Il renseigne sur les horaires de cinéma,  le nombre de places de parking disponibles, les horaires de la pharmacie de garde, il checke les restaurants à deux pas, il dialogue avec des bornes urbaines, défile la liste de course sur le caddy, il gère les points de fidélité au contact de la caisse, il avertit de l'état du trafic et de la météo.  Il semble être de plus en plus présent et domine peut être l'espace de nos écrans.

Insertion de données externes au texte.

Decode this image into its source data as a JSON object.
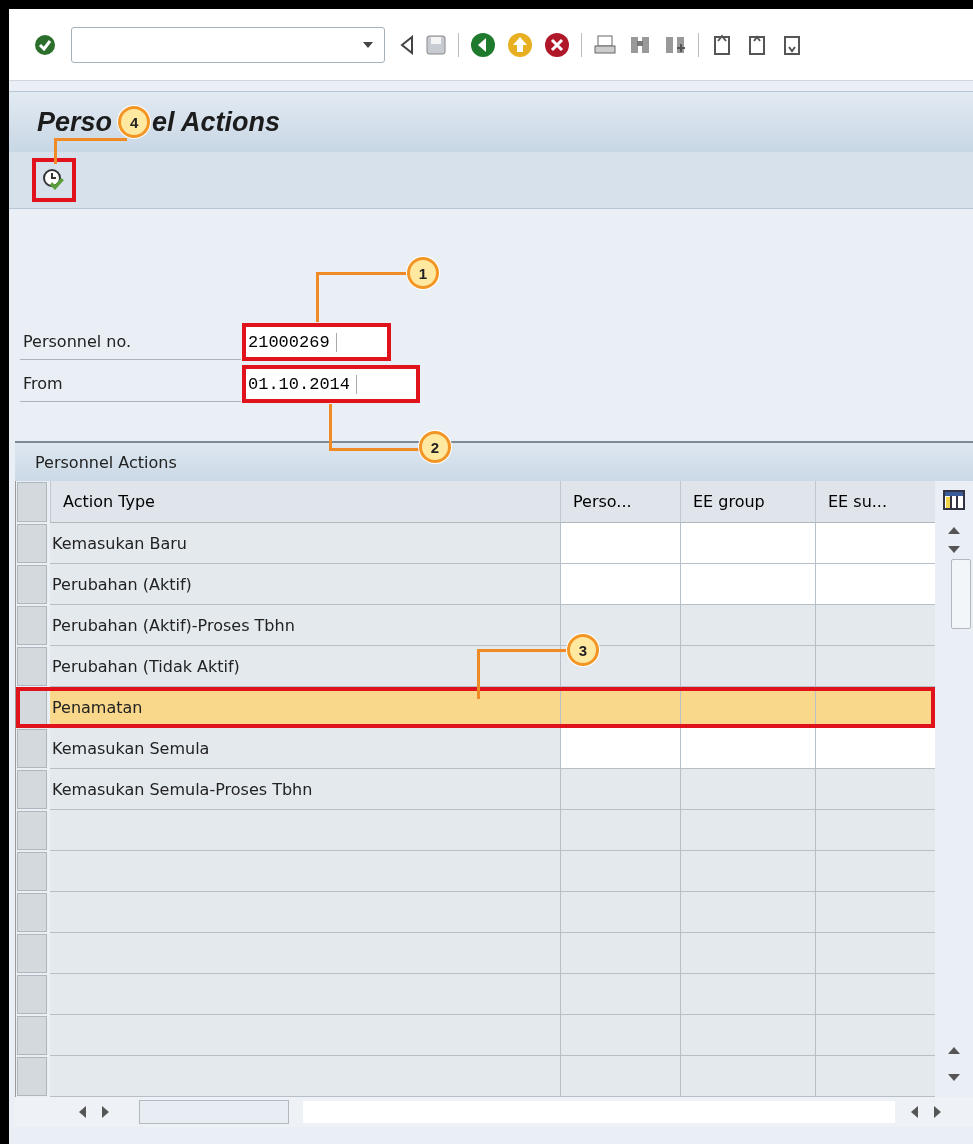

Une première explication consiste dans une évolution de la population. A force de toucher un nombre de gens croissant, l'internet change dans la structuration des activités principales. Au début quand le web était l'affaire des plus riches, des plus éduqués, de ceux qui avaient le plus d’intérêt, l'offre s'est constituée sur la base d'un réseau de sites encyclopédiques, de catalogues, de quelques journaux et de portail facilitant l'accès à de nombreux documents. Ces sites œuvre comme des ponts entre ceux qui à travers le monde partagent le même intérêt.  En grandissant, la toile s'est peuplées de millions de fenêtres dont l'accès est permis par les artères des moteurs de recherche. La nature de l'information proposée est largement statique, la connaissance qu'elle offre est générale, et son usage est faiblement liée à aucun contexte d'utilisation.

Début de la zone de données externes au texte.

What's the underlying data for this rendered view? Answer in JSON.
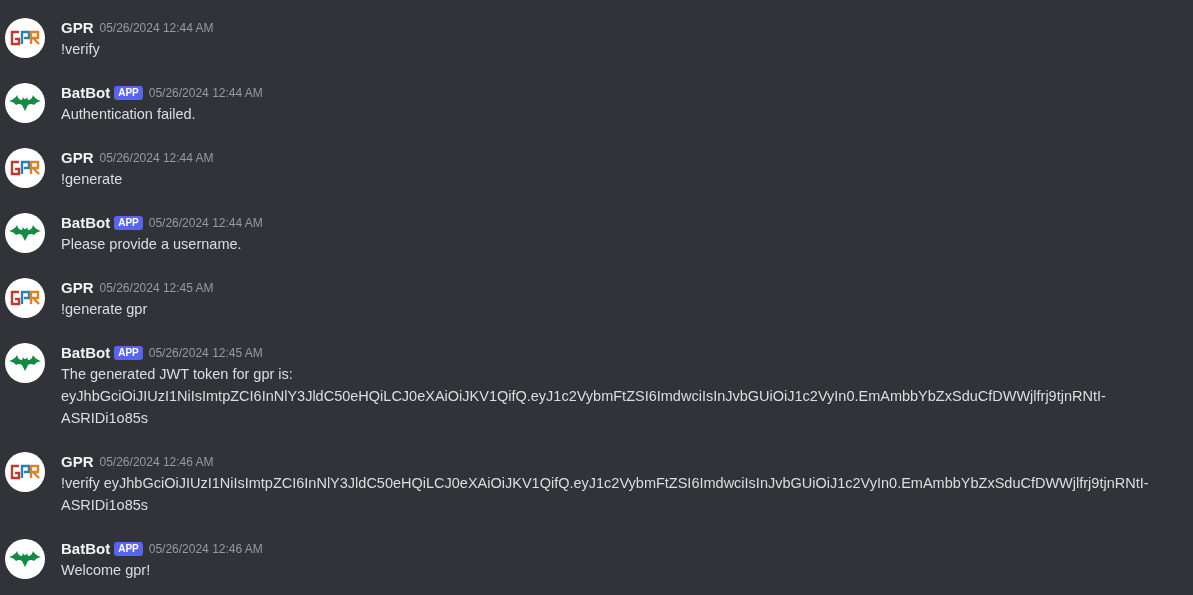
{
  "messages": [
    {
      "author": "GPR",
      "kind": "user",
      "timestamp": "05/26/2024 12:44 AM",
      "lines": [
        "!verify"
      ]
    },
    {
      "author": "BatBot",
      "kind": "bot",
      "badge": "APP",
      "timestamp": "05/26/2024 12:44 AM",
      "lines": [
        "Authentication failed."
      ]
    },
    {
      "author": "GPR",
      "kind": "user",
      "timestamp": "05/26/2024 12:44 AM",
      "lines": [
        "!generate"
      ]
    },
    {
      "author": "BatBot",
      "kind": "bot",
      "badge": "APP",
      "timestamp": "05/26/2024 12:44 AM",
      "lines": [
        "Please provide a username."
      ]
    },
    {
      "author": "GPR",
      "kind": "user",
      "timestamp": "05/26/2024 12:45 AM",
      "lines": [
        "!generate gpr"
      ]
    },
    {
      "author": "BatBot",
      "kind": "bot",
      "badge": "APP",
      "timestamp": "05/26/2024 12:45 AM",
      "lines": [
        "The generated JWT token for gpr is:",
        "eyJhbGciOiJIUzI1NiIsImtpZCI6InNlY3JldC50eHQiLCJ0eXAiOiJKV1QifQ.eyJ1c2VybmFtZSI6ImdwciIsInJvbGUiOiJ1c2VyIn0.EmAmbbYbZxSduCfDWWjlfrj9tjnRNtI-ASRIDi1o85s"
      ]
    },
    {
      "author": "GPR",
      "kind": "user",
      "timestamp": "05/26/2024 12:46 AM",
      "lines": [
        "!verify eyJhbGciOiJIUzI1NiIsImtpZCI6InNlY3JldC50eHQiLCJ0eXAiOiJKV1QifQ.eyJ1c2VybmFtZSI6ImdwciIsInJvbGUiOiJ1c2VyIn0.EmAmbbYbZxSduCfDWWjlfrj9tjnRNtI-ASRIDi1o85s"
      ]
    },
    {
      "author": "BatBot",
      "kind": "bot",
      "badge": "APP",
      "timestamp": "05/26/2024 12:46 AM",
      "lines": [
        "Welcome gpr!"
      ]
    }
  ]
}
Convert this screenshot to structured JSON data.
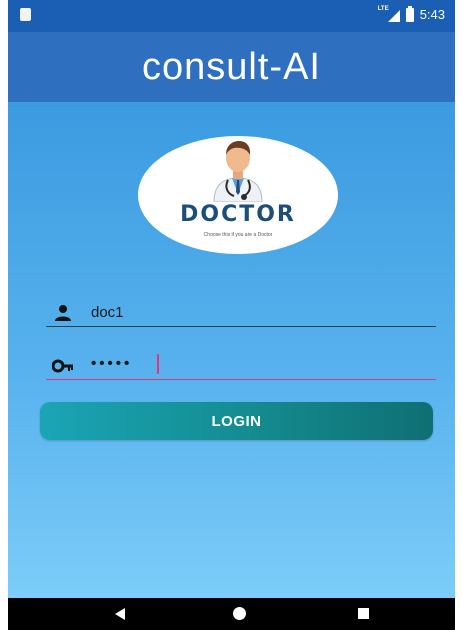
{
  "status_bar": {
    "time": "5:43",
    "network_label": "LTE",
    "icons": [
      "notification-icon",
      "signal-icon",
      "battery-icon"
    ]
  },
  "app_bar": {
    "title": "consult-AI"
  },
  "role_card": {
    "label": "DOCTOR",
    "caption": "Choose this if you are a Doctor",
    "icon": "doctor-icon"
  },
  "form": {
    "username": {
      "value": "doc1",
      "icon": "person-icon"
    },
    "password": {
      "value": "•••••",
      "icon": "key-icon"
    },
    "login_label": "LOGIN"
  },
  "nav_bar": {
    "icons": [
      "back-icon",
      "home-icon",
      "recents-icon"
    ]
  },
  "colors": {
    "status_bar": "#1a5fb4",
    "app_bar": "#2f6fc0",
    "content_top": "#3b9be0",
    "content_bottom": "#7ccdf8",
    "button_start": "#1aa5b5",
    "button_end": "#0f6f73",
    "focus_underline": "#e0367a"
  }
}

La seconde vague du web accompagne et entretient la croissance des taux de pénétration et révèle les attentes des nouvelles populations concernée par l'internet : une attente de socialisation, d'interaction avec les autres : les plateforme qui émergent et dominent sont celles du social. Elles réunissent des réseaux de personnes, les contenus perdent de leur systématique, ils se présentent comme le flux contingent des relais et des productions de nos voisins. La source d'information qui était délocalisée est relocalisée.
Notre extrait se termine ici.